Casaroli's expertise on Eastern Europe was built up with a series of visits in an often painstaking series of negotiations, which he saw as the best way to guarantee the Church's continued public existence in an era of restriction and persecution. He guided the Vatican towards resumption of ties with Hungary, Czechoslovakia and the Pope's native Poland.

He sought to achieve minimal guarantees for churches under Communist governments. He began negotiations with Hungary in 1963 and with Yugoslavia the following year. But progress against the Marxist bureaucrats was slow. In 1964 he signed a partial accord between the Vatican and Hungary and with Yugoslavia in 1966. He achieved the restoration of full relations with Yugoslavia in 1970. Secret negotiations in Prague in 1966 got bogged down as Czechoslovakia - one of the most restrictive countries for the Catholic Church - resisted any concessions.

In 1971 Casaroli became the first senior Vatican personality to pay an official visit to the Soviet Union, using the excuse of putting the Vatican's signature on the Nuclear Non- Proliferation Treaty to force a meeting with officials of the Council for Religious Affairs, the Soviet government body that controlled religious groups. Casaroli's pleas for greater rights for Catholics in the Soviet Union fell on suspicious and deaf ears, but he was upbeat: "After 50 years of monologue we have progressed to dialogue."

Casaroli was calm but resolute in negotiations, with the necessary infinite patience. Recently revealed records of his meetings with Communist bureaucrats show him doggedly refusing to be sidetracked into meaningless generalities and politely but insistently returning to issues of substance.

Aware that his life within the Vatican walls and on diplomatic missions was sheltered, Casaroli made time to escape the enclosed world. He made regular pastoral visits to prisoners in the Casal del Marmo youth reformatory near Rome.

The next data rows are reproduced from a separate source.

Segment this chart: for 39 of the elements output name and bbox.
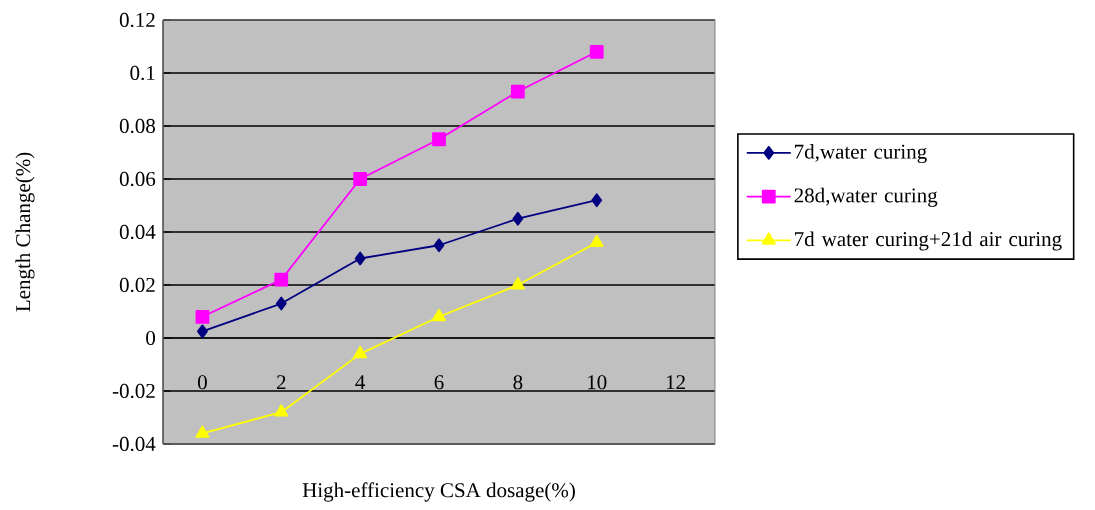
point — [589, 234, 604, 247]
y-tick-label: -0.04 — [112, 436, 156, 452]
x-tick-label: 0 — [197, 375, 207, 390]
x-tick-label: 10 — [588, 375, 607, 390]
x-axis-title: High-efficiency CSA dosage(%) — [302, 482, 575, 502]
point — [432, 308, 446, 322]
x-tick-label: 6 — [434, 375, 444, 390]
point — [274, 272, 289, 287]
point — [433, 238, 445, 253]
point — [510, 277, 525, 290]
legend-label: 7d,water curing — [795, 144, 927, 164]
point — [195, 425, 210, 438]
x-tick-label: 2 — [276, 375, 286, 390]
point — [512, 211, 524, 226]
point — [354, 251, 366, 266]
x-tick-label: 4 — [355, 375, 366, 390]
point — [589, 44, 604, 59]
y-tick-label: 0 — [146, 330, 156, 346]
legend-label: 28d,water curing — [794, 187, 938, 207]
point — [197, 324, 208, 339]
y-tick-label: 0.06 — [119, 171, 156, 187]
x-tick-label: 12 — [666, 375, 685, 390]
y-axis-title: Length Change(%) — [15, 152, 35, 312]
x-tick-label: 8 — [513, 375, 523, 390]
y-tick-label: 0.1 — [130, 65, 155, 81]
point — [195, 309, 210, 324]
y-tick-label: 0.02 — [119, 277, 155, 293]
legend-label: 7d water curing+21d air curing — [795, 231, 1062, 251]
point — [591, 193, 603, 208]
y-tick-label: 0.12 — [119, 12, 155, 28]
point — [274, 404, 289, 417]
y-tick-label: -0.02 — [112, 383, 155, 399]
point — [353, 172, 368, 186]
point — [353, 345, 368, 359]
point — [432, 132, 446, 147]
point — [275, 296, 287, 311]
y-tick-label: 0.08 — [119, 118, 156, 134]
point — [510, 84, 525, 99]
y-tick-label: 0.04 — [119, 224, 156, 240]
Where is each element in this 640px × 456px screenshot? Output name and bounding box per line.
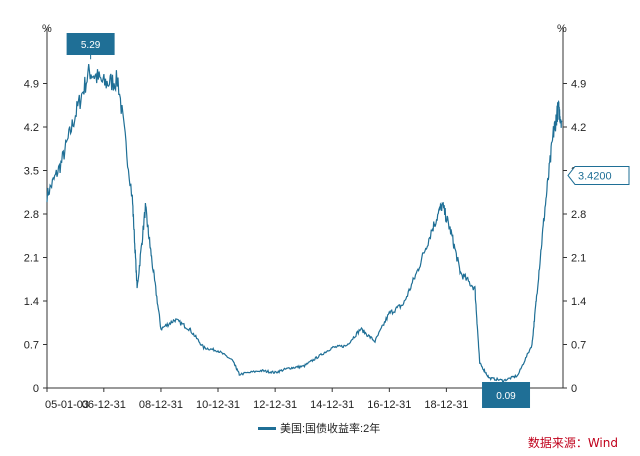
series-line — [46, 64, 563, 383]
last-value-box — [567, 165, 630, 185]
legend-label: 美国:国债收益率:2年 — [280, 423, 381, 435]
y-tick-label-right: 0.7 — [571, 340, 586, 352]
x-tick-label: 14-12-31 — [310, 399, 354, 411]
y-tick-label-right: 1.4 — [571, 296, 586, 308]
x-tick-label: 10-12-31 — [196, 399, 240, 411]
legend-swatch — [258, 426, 276, 430]
y-unit-right: % — [557, 23, 567, 35]
x-tick-label: 16-12-31 — [367, 399, 411, 411]
y-unit-left: % — [42, 23, 52, 35]
y-tick-label-left: 0.7 — [24, 340, 39, 352]
x-tick-label: 12-12-31 — [253, 399, 297, 411]
y-tick-label-right: 0 — [571, 383, 577, 395]
y-axis-left: % 0 0.7 1.4 2.1 2.8 3.5 4.2 4.9 — [24, 23, 52, 395]
y-axis-right: %00.71.42.12.83.54.24.9 — [557, 23, 586, 395]
y-tick-label-left: 0 — [33, 383, 39, 395]
y-tick-label-left: 2.1 — [24, 253, 39, 265]
plot-area — [46, 64, 563, 383]
y-tick-label-left: 2.8 — [24, 209, 39, 221]
y-tick-label-right: 2.8 — [571, 209, 586, 221]
y-tick-label-left: 4.2 — [24, 122, 39, 134]
max-callout-label: 5.29 — [81, 40, 101, 51]
legend: 美国:国债收益率:2年 — [258, 420, 380, 436]
max-callout-box — [66, 33, 115, 55]
x-tick-label: 05-01-03 — [45, 399, 89, 411]
min-callout-box — [482, 382, 531, 408]
min-callout-label: 0.09 — [496, 391, 516, 402]
y-tick-label-left: 3.5 — [24, 166, 39, 178]
x-tick-label: 06-12-31 — [82, 399, 126, 411]
x-tick-label: 18-12-31 — [424, 399, 468, 411]
y-tick-label-right: 4.2 — [571, 122, 586, 134]
callouts: 5.29 0.09 3.4200 — [66, 33, 630, 408]
y-tick-label-left: 4.9 — [24, 79, 39, 91]
source-note: 数据来源：Wind — [527, 436, 618, 450]
y-tick-label-left: 1.4 — [24, 296, 39, 308]
last-value-label: 3.4200 — [578, 170, 612, 182]
x-tick-label: 08-12-31 — [139, 399, 183, 411]
y-tick-label-right: 4.9 — [571, 79, 586, 91]
y-tick-label-right: 2.1 — [571, 253, 586, 265]
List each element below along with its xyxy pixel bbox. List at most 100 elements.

Despite his image as a self- effacing curial bureaucrat, Casaroli was friendly and approachable with an inner ebullience. He was a master of the self-deprecating remark.

Felix Corley

Agostino Casaroli, priest and diplomat: born Castel Giovanni, Piacenza, Italy 24 November 1914; ordained priest 1937, archbishop 1967, cardinal 1979; Secretary of the Council for the Public Affairs of the Catholic Church 1967-79; Secretary of State to Pope John Paul II 1979-90; died Rome 9 June 1998.